The Economic Concerns Are Changing - Or Are They?

The Finance Ministers and Central Bankers completed their meeting in Busan Korea over the weekend.

The stunning line of their communiqué – well stunning might be a little excessive – goes like this: “The global economy continues to recover faster than anticipated, although at an uneven pace across countries and regions.” 

For the ministers and the central bankers, then, it suggests that countries need to turn away from stimulus and address the burgeoning crisis of public finances.  Only problem is this – there is not a single picture of economic recovery; nor is there a single picture of policy direction.  Things are getting more complicated for global leaders.

Now Canadian Prime Minister Harper has for some time now been arguing that the G20 countries need to keep to their stimulus policies and only once completed should the G20 turn to coordinated exit strategies.  But Busan sounds a different note.  Following on the heels of the Greek crisis and growing public finance concerns in Spain, Portugal and now the UK and Germany, there appears to be a growing concern by leaders in these countries to initiate austerity measures.  Thus ministers and central bankers declared:  “Those countries with serious fiscal challenges need to accelerate the pace of consolidation.”
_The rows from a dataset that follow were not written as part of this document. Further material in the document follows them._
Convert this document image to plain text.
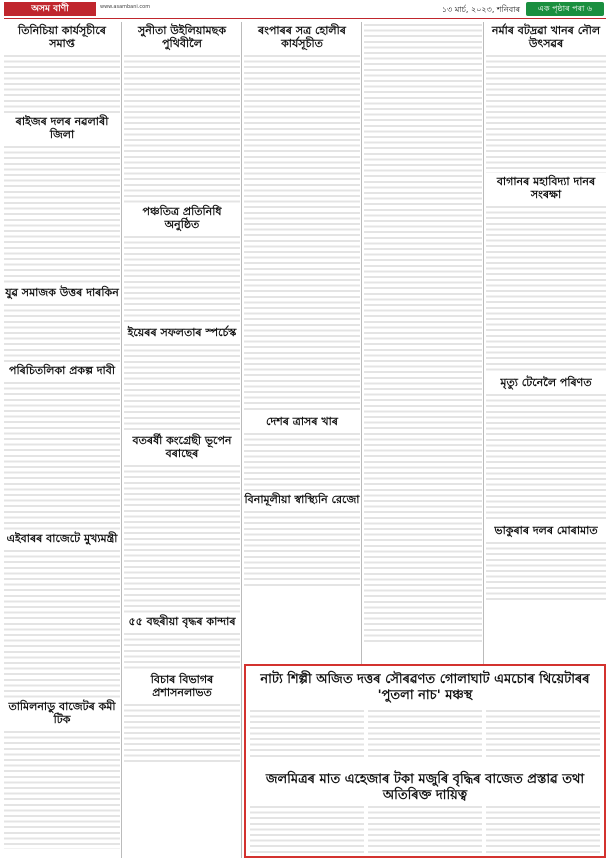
অসম বাণী	www.asambani.com	১৩ মাৰ্চ, ২০২৩, শনিবাৰ	এক পৃষ্ঠাৰ পৰা ৬
তিনিচিয়া কাৰ্যসূচীৰে সমাপ্ত
ৰাইজৰ দলৰ নৱলাৰী জিলা
যুৱ সমাজক উত্তৰ দাৰকিন
পৰিচিতলিকা প্ৰকল্প দাবী
এইবাৰৰ বাজেটে মুখ্যমন্ত্ৰী
তামিলনাডু বাজেটৰ কমী টিক
সুনীতা উইলিয়ামছক পুথিবীলৈ
পঞ্চতিত্ৰ প্ৰতিনিধি অনুষ্ঠিত
ইয়েৰৰ সফলতাৰ স্পৰ্চেস্ক
বতৰৰ্ষী কংগ্ৰেছী ভূপেন বৰাছেৰ
৫৫ বছৰীয়া বৃদ্ধৰ কান্দাৰ
বিচাৰ বিভাগৰ প্ৰশাসনলাভত
ৰংপাৰৰ সত্ৰ হোলীৰ কাৰ্যসূচীত
দেশৰ ত্ৰাসৰ খাৰ
বিনামূলীয়া স্বাস্থ্যিনি রেজো
নৰ্মাৰ বটদ্ৰৱা খানৰ নৌল উৎসৱৰ
বাগানৰ মহাবিদ্যা দানৰ সংৰক্ষা
মৃত্যু টেনেলৈ পৰিণত
ভাকুৰাৰ দলৰ মোৰামাত
নাট্য শিল্পী অজিত দত্তৰ সৌৰৱণত গোলাঘাট এমচোৰ থিয়েটাৰৰ 'পুতলা নাচ' মঞ্চস্থ
জলমিত্ৰৰ মাত এহেজাৰ টকা মজুৰি বৃদ্ধিৰ বাজেত প্ৰস্তাৱ তথা অতিৰিক্ত দায়িত্ব
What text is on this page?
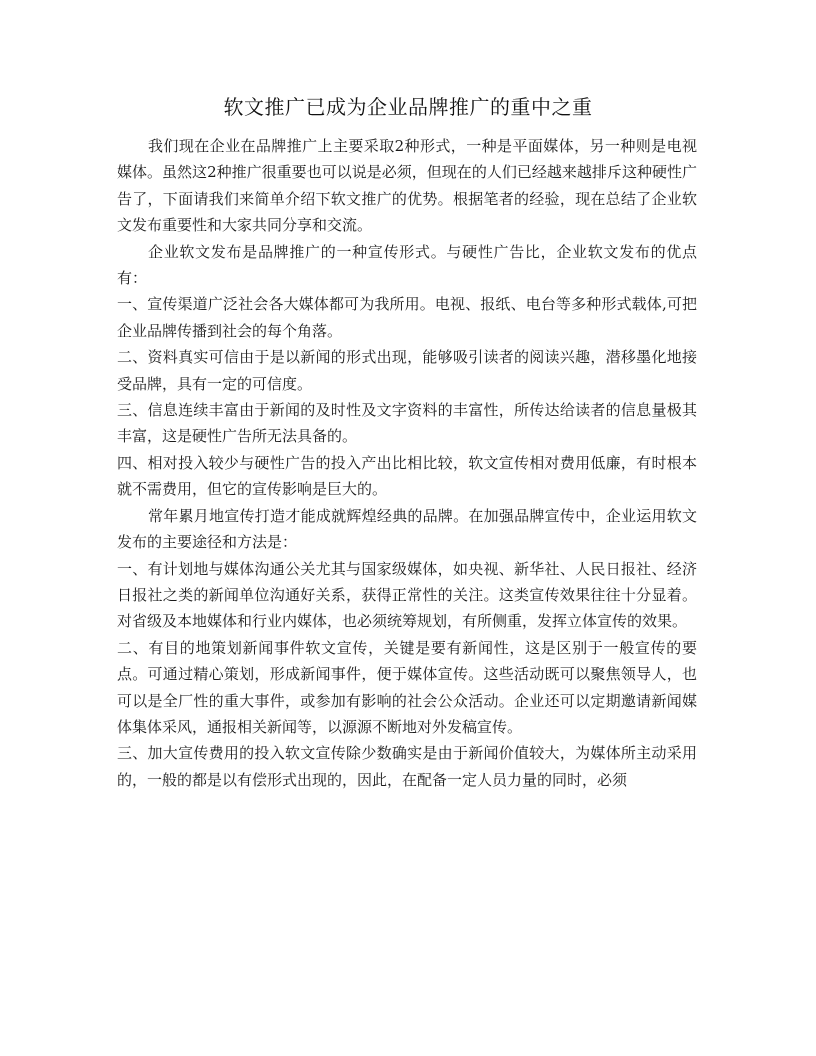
软文推广已成为企业品牌推广的重中之重

我们现在企业在品牌推广上主要采取2种形式，一种是平面媒体，另一种则是电视媒体。虽然这2种推广很重要也可以说是必须，但现在的人们已经越来越排斥这种硬性广告了，下面请我们来简单介绍下软文推广的优势。根据笔者的经验，现在总结了企业软文发布重要性和大家共同分享和交流。

企业软文发布是品牌推广的一种宣传形式。与硬性广告比，企业软文发布的优点有：

一、宣传渠道广泛社会各大媒体都可为我所用。电视、报纸、电台等多种形式载体,可把企业品牌传播到社会的每个角落。

二、资料真实可信由于是以新闻的形式出现，能够吸引读者的阅读兴趣，潜移墨化地接受品牌，具有一定的可信度。

三、信息连续丰富由于新闻的及时性及文字资料的丰富性，所传达给读者的信息量极其丰富，这是硬性广告所无法具备的。

四、相对投入较少与硬性广告的投入产出比相比较，软文宣传相对费用低廉，有时根本就不需费用，但它的宣传影响是巨大的。

常年累月地宣传打造才能成就辉煌经典的品牌。在加强品牌宣传中，企业运用软文发布的主要途径和方法是：

一、有计划地与媒体沟通公关尤其与国家级媒体，如央视、新华社、人民日报社、经济日报社之类的新闻单位沟通好关系，获得正常性的关注。这类宣传效果往往十分显着。对省级及本地媒体和行业内媒体，也必须统筹规划，有所侧重，发挥立体宣传的效果。

二、有目的地策划新闻事件软文宣传，关键是要有新闻性，这是区别于一般宣传的要点。可通过精心策划，形成新闻事件，便于媒体宣传。这些活动既可以聚焦领导人，也可以是全厂性的重大事件，或参加有影响的社会公众活动。企业还可以定期邀请新闻媒体集体采风，通报相关新闻等，以源源不断地对外发稿宣传。

三、加大宣传费用的投入软文宣传除少数确实是由于新闻价值较大，为媒体所主动采用的，一般的都是以有偿形式出现的，因此，在配备一定人员力量的同时，必须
Yet for other countries, where public finances are not blighted there is a need to maintain fiscal stimulus to avoid a weak recovery or even to avoid a “double dip” recession.  Moreover, the United States has urged that surplus countries – Germany, China, India take up the slack that is a consequence of the American consumer saving more and consuming less.  And Germany’s determination to impose austerity reveals exactly the dilemma of coordination among the G20 and a collaborative approach that takes into account national circumstances but adds to global recovery.   Secretary of the Treasury, Timothy Geithner while acknowledging the need to adopt fiscal consolidation – such consolidation, he urged, had to be adopted over the medium term.